13 Mart 2012 Salı

İrlanda'dan Sultan Abdülmecid Han'a teşekkür mektubu


Yedikıta Dergisi'nin Mart 2012 sayısında, derginin ilgi çeken içeriği dışında bir de hediye var. Osmanlı Devleti'nin yaptığı yardımlardan dolayı İrlanda'dan Sultan Abdülmecid Han'a yollanan mektup, 

Bu Mektubun gönderilmesine sebep neydi....

Osmanlı'nın İrlanda'ya yardımı Avrupa'ya örnek oldu

 

Osmanlı İmparatorluğu büyük bir kıtlık geçiren İrlanda'ya 1847'de yardım göndermiş ve bu yardım Avrupa devletlerine örnek olmuştu.
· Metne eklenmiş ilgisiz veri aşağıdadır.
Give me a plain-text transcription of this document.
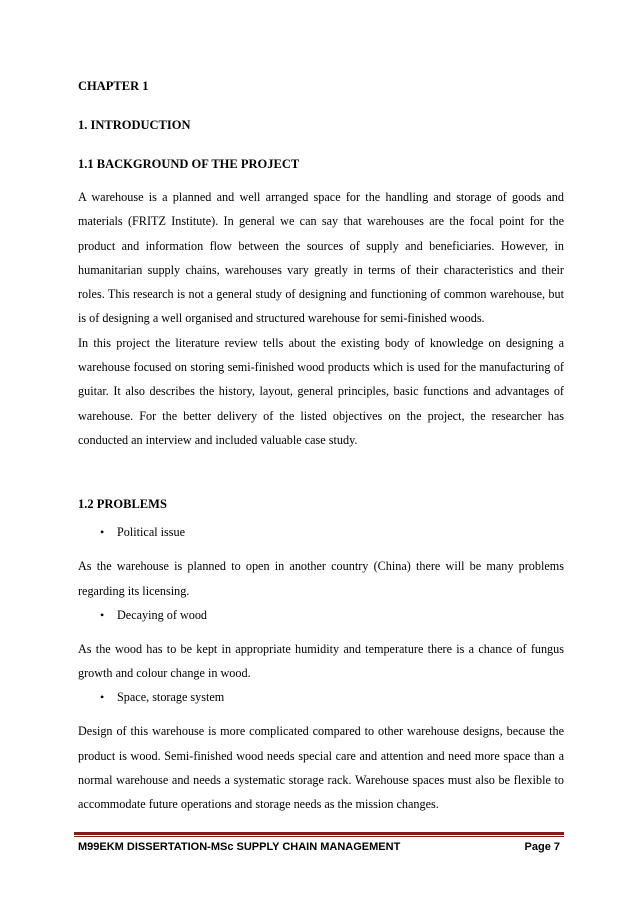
CHAPTER 1
1. INTRODUCTION
1.1 BACKGROUND OF THE PROJECT

A warehouse is a planned and well arranged space for the handling and storage of goods and materials (FRITZ Institute). In general we can say that warehouses are the focal point for the product and information flow between the sources of supply and beneficiaries. However, in humanitarian supply chains, warehouses vary greatly in terms of their characteristics and their roles. This research is not a general study of designing and functioning of common warehouse, but is of designing a well organised and structured warehouse for semi-finished woods.

In this project the literature review tells about the existing body of knowledge on designing a warehouse focused on storing semi-finished wood products which is used for the manufacturing of guitar. It also describes the history, layout, general principles, basic functions and advantages of warehouse. For the better delivery of the listed objectives on the project, the researcher has conducted an interview and included valuable case study.

1.2 PROBLEMS
•	Political issue

As the warehouse is planned to open in another country (China) there will be many problems regarding its licensing.

•	Decaying of wood

As the wood has to be kept in appropriate humidity and temperature there is a chance of fungus growth and colour change in wood.

•	Space, storage system

Design of this warehouse is more complicated compared to other warehouse designs, because the product is wood. Semi-finished wood needs special care and attention and need more space than a normal warehouse and needs a systematic storage rack. Warehouse spaces must also be flexible to accommodate future operations and storage needs as the mission changes.

M99EKM DISSERTATION-MSc SUPPLY CHAIN MANAGEMENT	Page 7
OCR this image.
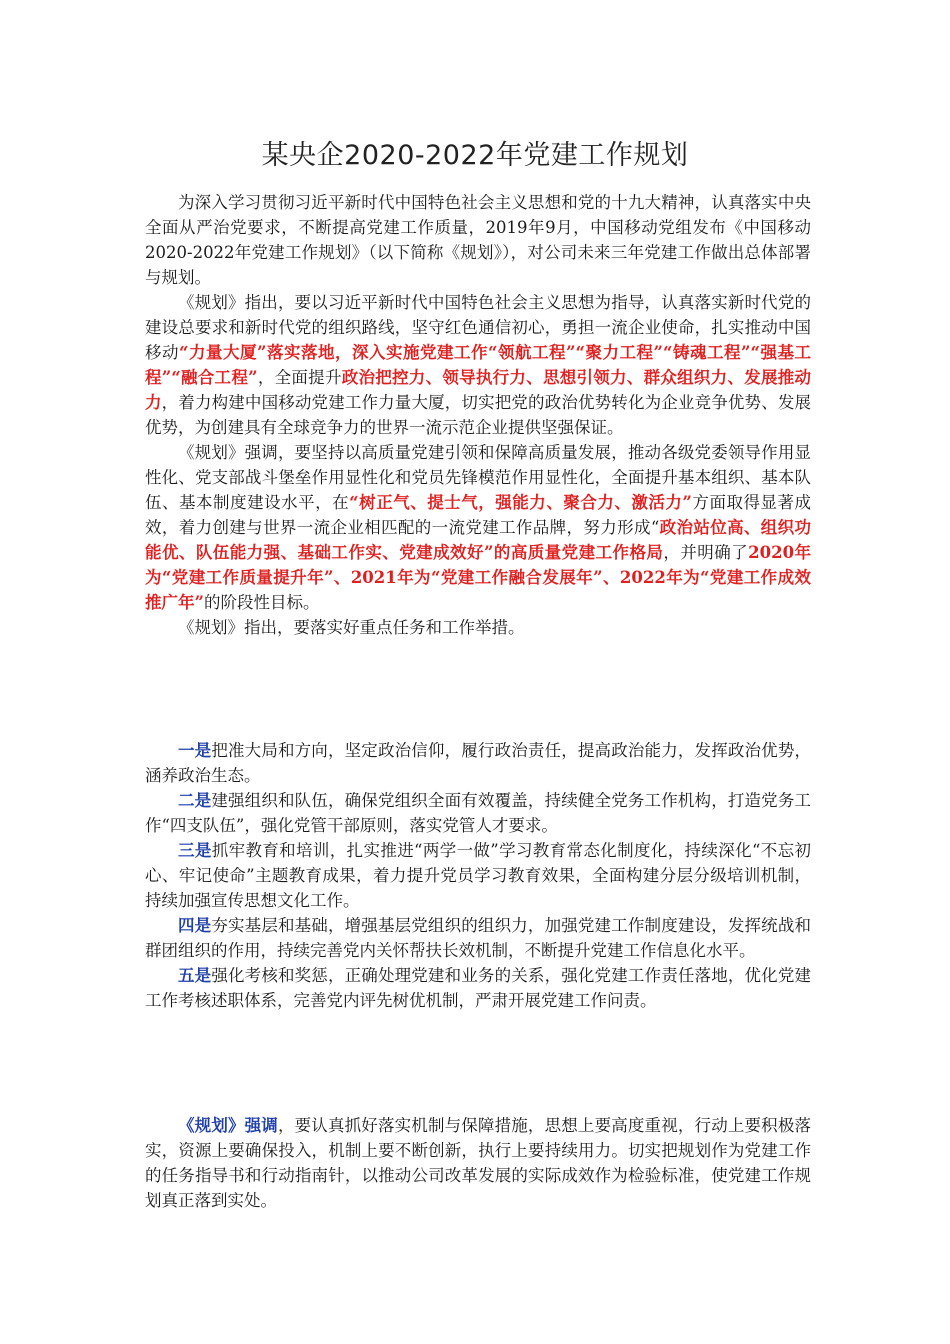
某央企2020-2022年党建工作规划

为深入学习贯彻习近平新时代中国特色社会主义思想和党的十九大精神，认真落实中央全面从严治党要求，不断提高党建工作质量，2019年9月，中国移动党组发布《中国移动2020-2022年党建工作规划》（以下简称《规划》），对公司未来三年党建工作做出总体部署与规划。

《规划》指出，要以习近平新时代中国特色社会主义思想为指导，认真落实新时代党的建设总要求和新时代党的组织路线，坚守红色通信初心，勇担一流企业使命，扎实推动中国移动“力量大厦”落实落地，深入实施党建工作“领航工程”“聚力工程”“铸魂工程”“强基工程”“融合工程”，全面提升政治把控力、领导执行力、思想引领力、群众组织力、发展推动力，着力构建中国移动党建工作力量大厦，切实把党的政治优势转化为企业竞争优势、发展优势，为创建具有全球竞争力的世界一流示范企业提供坚强保证。

《规划》强调，要坚持以高质量党建引领和保障高质量发展，推动各级党委领导作用显性化、党支部战斗堡垒作用显性化和党员先锋模范作用显性化，全面提升基本组织、基本队伍、基本制度建设水平，在“树正气、提士气，强能力、聚合力、激活力”方面取得显著成效，着力创建与世界一流企业相匹配的一流党建工作品牌，努力形成“政治站位高、组织功能优、队伍能力强、基础工作实、党建成效好”的高质量党建工作格局，并明确了2020年为“党建工作质量提升年”、2021年为“党建工作融合发展年”、2022年为“党建工作成效推广年”的阶段性目标。

《规划》指出，要落实好重点任务和工作举措。

一是把准大局和方向，坚定政治信仰，履行政治责任，提高政治能力，发挥政治优势，涵养政治生态。

二是建强组织和队伍，确保党组织全面有效覆盖，持续健全党务工作机构，打造党务工作“四支队伍”，强化党管干部原则，落实党管人才要求。

三是抓牢教育和培训，扎实推进“两学一做”学习教育常态化制度化，持续深化“不忘初心、牢记使命”主题教育成果，着力提升党员学习教育效果，全面构建分层分级培训机制，持续加强宣传思想文化工作。

四是夯实基层和基础，增强基层党组织的组织力，加强党建工作制度建设，发挥统战和群团组织的作用，持续完善党内关怀帮扶长效机制，不断提升党建工作信息化水平。

五是强化考核和奖惩，正确处理党建和业务的关系，强化党建工作责任落地，优化党建工作考核述职体系，完善党内评先树优机制，严肃开展党建工作问责。

《规划》强调，要认真抓好落实机制与保障措施，思想上要高度重视，行动上要积极落实，资源上要确保投入，机制上要不断创新，执行上要持续用力。切实把规划作为党建工作的任务指导书和行动指南针，以推动公司改革发展的实际成效作为检验标准，使党建工作规划真正落到实处。
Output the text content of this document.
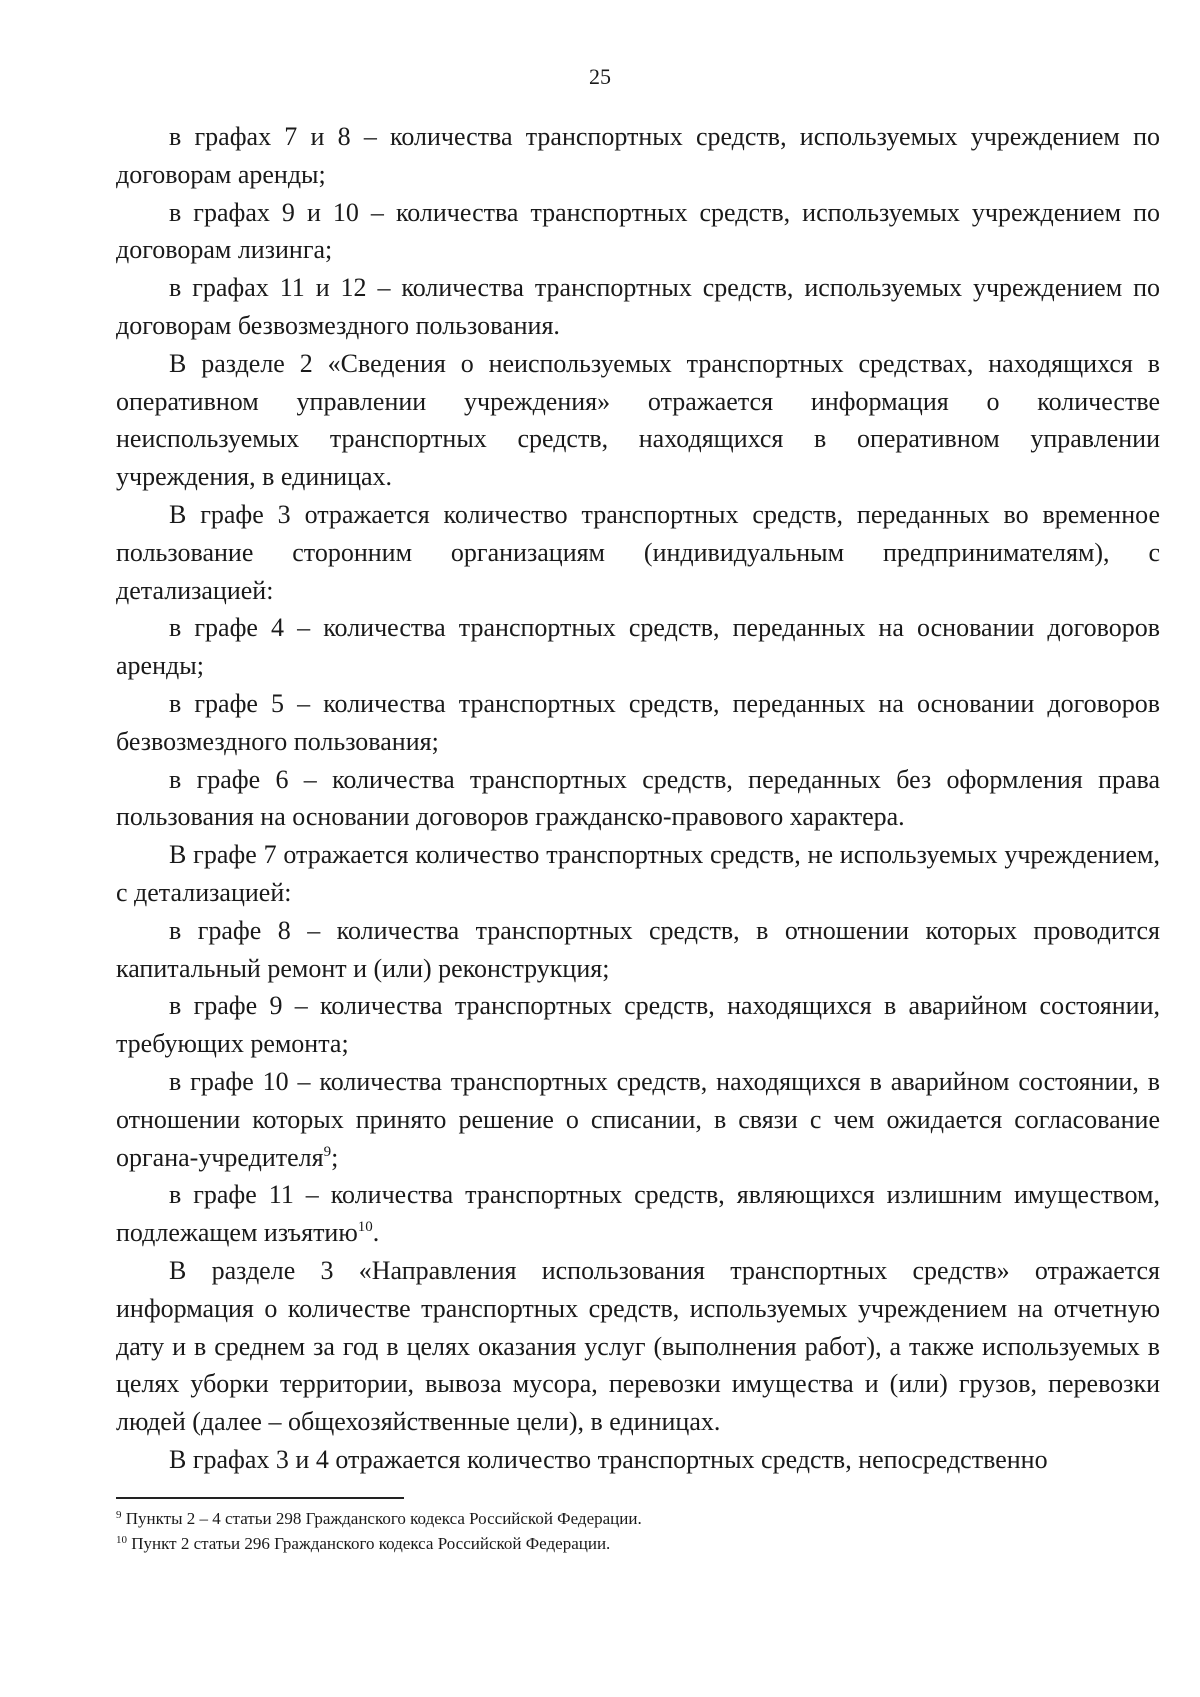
25

в графах 7 и 8 – количества транспортных средств, используемых учреждением по договорам аренды;

в графах 9 и 10 – количества транспортных средств, используемых учреждением по договорам лизинга;

в графах 11 и 12 – количества транспортных средств, используемых учреждением по договорам безвозмездного пользования.

В разделе 2 «Сведения о неиспользуемых транспортных средствах, находящихся в оперативном управлении учреждения» отражается информация о количестве неиспользуемых транспортных средств, находящихся в оперативном управлении учреждения, в единицах.

В графе 3 отражается количество транспортных средств, переданных во временное пользование сторонним организациям (индивидуальным предпринимателям), с детализацией:

в графе 4 – количества транспортных средств, переданных на основании договоров аренды;

в графе 5 – количества транспортных средств, переданных на основании договоров безвозмездного пользования;

в графе 6 – количества транспортных средств, переданных без оформления права пользования на основании договоров гражданско-правового характера.

В графе 7 отражается количество транспортных средств, не используемых учреждением, с детализацией:

в графе 8 – количества транспортных средств, в отношении которых проводится капитальный ремонт и (или) реконструкция;

в графе 9 – количества транспортных средств, находящихся в аварийном состоянии, требующих ремонта;

в графе 10 – количества транспортных средств, находящихся в аварийном состоянии, в отношении которых принято решение о списании, в связи с чем ожидается согласование органа-учредителя$^9$;

в графе 11 – количества транспортных средств, являющихся излишним имуществом, подлежащем изъятию$^{10}$.

В разделе 3 «Направления использования транспортных средств» отражается информация о количестве транспортных средств, используемых учреждением на отчетную дату и в среднем за год в целях оказания услуг (выполнения работ), а также используемых в целях уборки территории, вывоза мусора, перевозки имущества и (или) грузов, перевозки людей (далее – общехозяйственные цели), в единицах.

В графах 3 и 4 отражается количество транспортных средств, непосредственно

$^9$ Пункты 2 – 4 статьи 298 Гражданского кодекса Российской Федерации.

$^{10}$ Пункт 2 статьи 296 Гражданского кодекса Российской Федерации.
İrlanda Cumhurbaşkanı'nın Türkiyeye yaptığı ziyaret, iki ülke arasında 19'uncu yüzyıl ortalarına uzanan tarihi bağları yeniden gündeme getirdi. Bunun üzerine bir tartışma başladı. İrlanda'ya yardımın şehir efsanesi olduğunu söyleyenler oldu. Ancak Osmanlı'nın gönderdiği bu yardımla ilgili arşivlerimizde birçok belge mevcut.

PATATESLER ÇÜRÜDÜ

19. yüzyıl İrlanda'sı İngilizler'e karşı mücadele içindeydi. Katolik İrlandalılar, kabul etmedikleri Anglikan Kilisesi'ne vergi vermeyi hazmedemiyorlardı. Ayrıca ırken İngilizler'den farklıydılar ve ayrı bir dil konuşuyorlardı. İrlandalılar'ın bir kısmı bağımsızlık, bir kısmı ise özerklik peşindeydi.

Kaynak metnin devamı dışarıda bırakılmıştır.